La journée ne fut pas longue en kilomètres, pas palpitante dans les rencontres humaines. Mais elle fut pour Sylvain et pour moi, pour une fois, je peux aussi parler en son nom, MAGIQUE. Il nous a levés plus tôt que d’habitude, à l’insu de notre plein gré, à 7h30. Ok, je vous vois rigoler, vu l’heure « tardive », et que dans quelques mois, pour aller au travail, il faudra se lever bien plus tôt! Que vous, qui nous lisez, à 7h30, vous y êtes déjà au travail, ou votre esprit l’est déjà! Mais, sans vouloir se plaindre, je vous jure que c’est dure pour la dormeuse que je suis. Le froid, la fatigue, les jambes qui font mal… et de savoir que l’on va encore les utiliser pour 6 ou 7h, avec des températures de zéro ou moins. Mais comme dit ma cousine préférée numéro 52 : » tu as fait un choix, tu l’assumes! ». Oui j’assume, de dire que c’est dure physiquement. La vieillesse nous guette avec Sylvain. Alors, nous sortons de nos duvets par -4 degrés en tentant de nous habiller sans enlever quoi que ce soit. Heureusement, nous sommes déjà vêtus de nos sous-vêtements techniques avec lesquels nous vivons 24h/24 depuis déjà 2 jours complets. Plus qu’à y ajouter le tour de cou réchauffé naturellement par la chaleur de notre corps mis dans le sac à viande, la polaire et le pantalon de ski. Hop, direct dans la cuisine à moins d’un mètre (l’avantage, c’est hyper rapide!!) pour le petit-déjeuner. Le Nutella est réchauffé dans l’eau sur le réchaud, le beurre est sorti de la sacoche frigo. Tout nickel, nous dévorons et rangeons à la suite, sans faire la vaisselle, gardant nos quelques litres d’eau pour nos gourdes (3ème jour depuis Tres Lagos sans avoir pu se ravitailler en eau). Manque de pot, elle sent le savon cette eau, vraiment très fort! Allez, pas grave, on a confiance en nous pour aller au bout et pouvoir profiter de la civilisation ce soir. A 9h27, génialissime, nous sommes sur la route provinciale numéro 23 en direction de l’ouest, de la Cordillère.

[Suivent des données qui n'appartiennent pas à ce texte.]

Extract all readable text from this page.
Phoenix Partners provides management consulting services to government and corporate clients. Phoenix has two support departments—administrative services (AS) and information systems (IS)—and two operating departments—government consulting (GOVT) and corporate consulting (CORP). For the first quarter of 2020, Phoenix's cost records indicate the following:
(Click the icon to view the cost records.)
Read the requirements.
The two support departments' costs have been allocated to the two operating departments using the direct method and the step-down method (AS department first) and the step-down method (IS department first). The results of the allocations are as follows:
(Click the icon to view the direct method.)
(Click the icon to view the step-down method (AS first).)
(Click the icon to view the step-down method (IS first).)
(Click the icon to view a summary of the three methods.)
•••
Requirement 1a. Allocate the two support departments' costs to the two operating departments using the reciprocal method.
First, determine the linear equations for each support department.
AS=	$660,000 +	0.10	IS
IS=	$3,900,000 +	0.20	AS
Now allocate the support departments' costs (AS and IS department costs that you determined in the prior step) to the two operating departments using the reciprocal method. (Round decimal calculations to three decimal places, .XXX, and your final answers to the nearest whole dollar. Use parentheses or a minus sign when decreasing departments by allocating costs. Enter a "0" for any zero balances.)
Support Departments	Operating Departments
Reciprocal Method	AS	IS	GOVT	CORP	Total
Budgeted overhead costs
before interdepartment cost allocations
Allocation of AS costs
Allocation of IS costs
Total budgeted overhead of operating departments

Le soleil n’est pas levé (non, il est feignant lui et ça ne va pas s’arranger en allant vers le Sud!). Seule une couleur rose-orange pointe à l’Est et se reflète sur les montagnes. Quand je vous ai dit magique, je ne rigolais pas. Toute la journée, cette montagne s’est révélée, s’est dévoilée, s’est montrée sous son meilleur jour, s’est parée de ses plus belles couleurs rendant magique notre rencontre avec elle. Cette montagne c’est le Fitz Roy. A cet instant, quand nous donnons nos premiers coups de pédale, il est face à nous, dressé de toute beauté vers le ciel. Encore sombre, petit à petit, il se colore depuis le sommet vers sa base, d’un rose magnifique. Le soleil l’illumine. Magique. Rien que pour nous, rien que nous sur la route, personne d’autres que 4 cyclos dont 2 férus de montagne et d’alpinisme qui restent bouche bée devant le spectacle. Et on n’a pas commencé à faire notre boulot, qu’on le photographie déjà avec l’appareil photo et le téléphone.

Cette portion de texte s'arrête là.